African Crop Science Journal African Crop Science Society ISSN: 1021-9730 EISSN: 2072-6589 Vol. 8, Num. 2, 2000, pp. 137-143

African Crop Science Journal, Vol. 8. No. 2, pp. 137-143

PHENOTYPIC DIVERSITY IN THE ETHIOPIAN NOUG GERMPLASM

Tsige Genet and Ketema Belete¹
Adet Research Centre, P.O. Box 8, Dahir Dar, Ethiopia
¹Alemaya University of Agriculture, P.O. Box, 138, Dire Dawa, Ethiopia

(Received 31 March, 1999; accepted 27 February, 2000)

Code Number: CS00014

INTRODUCTION

Noug (Guizotia abyssinica (L.f.) Cass; 2n = 30) belongs to the family Compositae and the genus Guizotia which is small with only six species, of which five are native to Ethiopia (Baagoe, 1974). Guizotia abyssinica is believed to have originated through disruptive selection from Guizotia scabra, a common weed in Ethiopia (Doggett, 1987). Noug is extensively cultivated in Ethiopia and India. It is also grown in Sudan, Uganda, Zaire, Tanzania, Malawi, Zimbabwe, the West Indies, Nepal, Bangladesh, and Bhutan (Weiss, 1983).

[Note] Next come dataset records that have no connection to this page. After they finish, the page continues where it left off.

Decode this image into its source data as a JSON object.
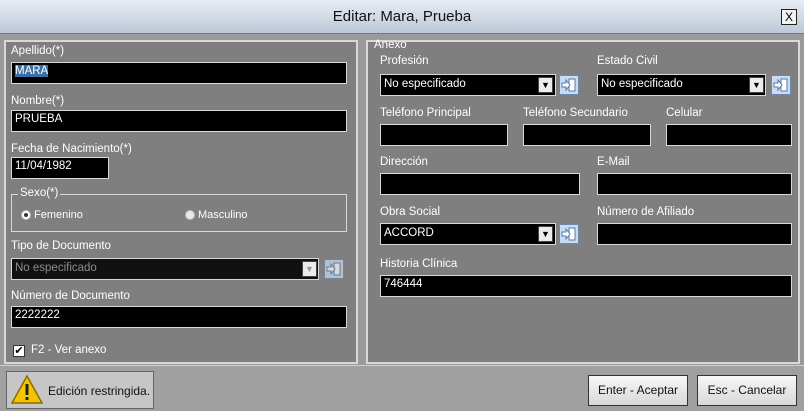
{
  "window": {
    "title": "Editar: Mara, Prueba",
    "close_glyph": "X"
  },
  "left": {
    "apellido": {
      "label": "Apellido(*)",
      "value": "MARA"
    },
    "nombre": {
      "label": "Nombre(*)",
      "value": "PRUEBA"
    },
    "fecha": {
      "label": "Fecha de Nacimiento(*)",
      "value": "11/04/1982"
    },
    "sexo": {
      "legend": "Sexo(*)",
      "options": [
        "Femenino",
        "Masculino"
      ],
      "selected": "Femenino"
    },
    "tipo_doc": {
      "label": "Tipo de Documento",
      "value": "No especificado"
    },
    "num_doc": {
      "label": "Número de Documento",
      "value": "2222222"
    },
    "ver_anexo": {
      "label": "F2 - Ver anexo",
      "checked": true
    }
  },
  "anexo": {
    "legend": "Anexo",
    "profesion": {
      "label": "Profesión",
      "value": "No especificado"
    },
    "estado_civil": {
      "label": "Estado Civil",
      "value": "No especificado"
    },
    "tel_principal": {
      "label": "Teléfono Principal",
      "value": ""
    },
    "tel_secundario": {
      "label": "Teléfono Secundario",
      "value": ""
    },
    "celular": {
      "label": "Celular",
      "value": ""
    },
    "direccion": {
      "label": "Dirección",
      "value": ""
    },
    "email": {
      "label": "E-Mail",
      "value": ""
    },
    "obra_social": {
      "label": "Obra Social",
      "value": "ACCORD"
    },
    "num_afiliado": {
      "label": "Número de Afiliado",
      "value": ""
    },
    "historia": {
      "label": "Historia Clínica",
      "value": "746444"
    }
  },
  "footer": {
    "warning": "Edición restringida.",
    "accept": "Enter - Aceptar",
    "cancel": "Esc - Cancelar"
  },
  "colors": {
    "accent_selection": "#3a6ea5",
    "field_bg": "#000000",
    "panel_bg": "#7f7f7f"
  }
}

Noug contributes towards 50 - 60% of the Ethiopia’s edible oil needs (Riley and Belayneh, 1989). Noug is grown between 1500 - 2400 m above sea level, in rotation with cereals on poorly drained soils. Gojjam, Shoa, Gonder and Welega are the largest areas of production, accounting for about 90% of the country’s total production (Getinet and Alemayehu, 1997). Noug has a reputation for its ability to grow on marginal soils and to withstand waterlogging because of its tolerance to low oxygen level (Mesfin, 1975). Fertiliser and drainage promotes luxurious vegetative growth but do not increase seed yield (Riley and Belayneh, 1989). Different types of noug are known to be widely cultivated in Ethiopia (Getinet and Sharma, 1996). The predominant type is 'abat' noug grown during the main season from June to December. This type has higher yields, and a high oil content. 'Bungne' noug is adapted to lowland and matures earlier than 'abat', but is lower yielding and bears lighter seed with lower oil content. A third type of noug, 'mesno' is tolerant to frost and grows on residual moisture.

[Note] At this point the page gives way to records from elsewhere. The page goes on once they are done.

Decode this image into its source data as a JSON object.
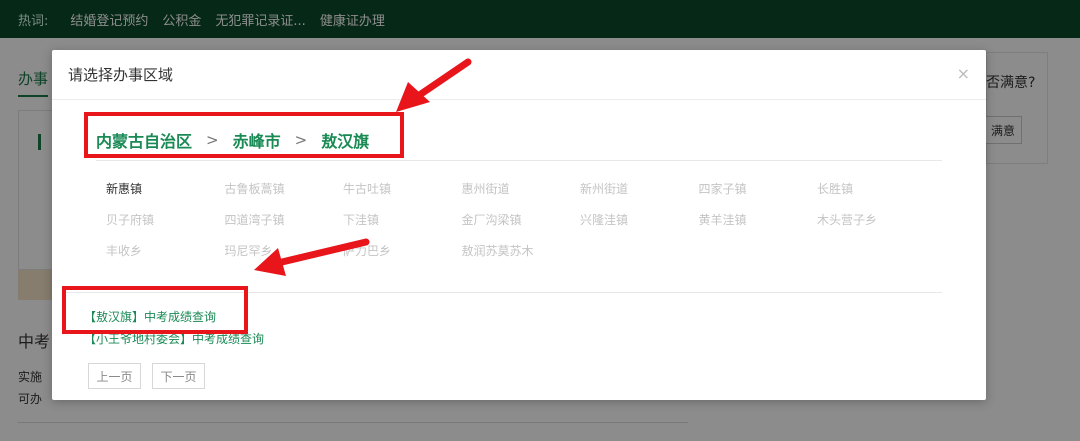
{
  "hotbar": {
    "label": "热词:",
    "items": [
      "结婚登记预约",
      "公积金",
      "无犯罪记录证...",
      "健康证办理"
    ]
  },
  "background": {
    "tab_label": "办事",
    "page_title": "中考",
    "line1": "实施",
    "line2": "可办",
    "right_question": "否满意?",
    "right_button": "满意"
  },
  "modal": {
    "title": "请选择办事区域",
    "close_label": "×",
    "breadcrumb": [
      "内蒙古自治区",
      "赤峰市",
      "敖汉旗"
    ],
    "breadcrumb_separator": ">",
    "towns": [
      "新惠镇",
      "古鲁板蒿镇",
      "牛古吐镇",
      "惠州街道",
      "新州街道",
      "四家子镇",
      "长胜镇",
      "贝子府镇",
      "四道湾子镇",
      "下洼镇",
      "金厂沟梁镇",
      "兴隆洼镇",
      "黄羊洼镇",
      "木头营子乡",
      "丰收乡",
      "玛尼罕乡",
      "萨力巴乡",
      "敖润苏莫苏木"
    ],
    "active_town": "新惠镇",
    "results": [
      "【敖汉旗】中考成绩查询",
      "【小王爷地村委会】中考成绩查询"
    ],
    "pager": {
      "prev": "上一页",
      "next": "下一页"
    }
  },
  "colors": {
    "hotbar_bg": "#0b4a2a",
    "accent_green": "#1a8a55",
    "annotation_red": "#e8151b"
  }
}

Noug seed yields a pale yellow oil with a pleasant nutty taste. The seed contains about 40% oil with a fatty acid composition of 75 - 80% linoleic acid (Getinet and Tekelewold, 1995), which makes it important in preventing arteriosclerosis in humans (Vaughan, 1970). Noug oil is also used for cooking, as an illuminant, as a lubricant and for manufacturing soap and paints (Simmonds, 1976). It also has potential for cosmetics (Vaughan, 1970).

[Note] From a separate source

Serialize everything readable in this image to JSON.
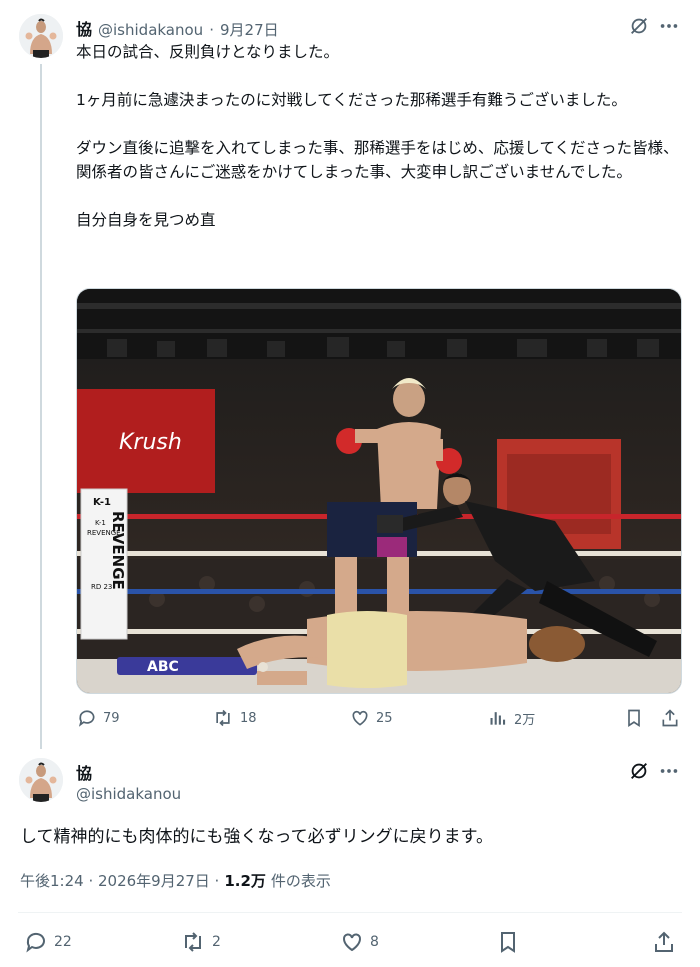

Noug germplasm has been collected from farmers’ fields and is mostly conserved and documented at the Biodiversity Institute of Ethiopia (the then Plant Genetic Resources Centre for Ethiopia). The distribution and degree of phenotypic diversity of noug in different agro-ecological areas of the country has, however, not yet been studied. Hence, this study was undertaken to estimate the phenotypic diversity in the Ethiopian noug germplasm collections across a wide range of characters.

MATERIALS AND METHODS

The study was conducted at Adet Research Centre (longitude 37° 29’E and latitude 11°16’N and 2240 metres above sea level (masl)) located in north western Ethiopia during the 1993 main cropping season (Keremet). For this study, 157 noug accessions were obtained from the Biodiversity Institute of Ethiopia. These were randomly sampled from varying agro-ecological areas of the country. Forty seeds per accession were planted on vertisols in a single row of 4 m length plot, with a spacing of 1 m between rows, and 10 cm between plants. Fertiliser (both N and P₂O₅) was applied at the rate of 23 kg ha^-1 each at the time of planting. Weeding was carried out 21 days after emergence and 45 days after the first weeding.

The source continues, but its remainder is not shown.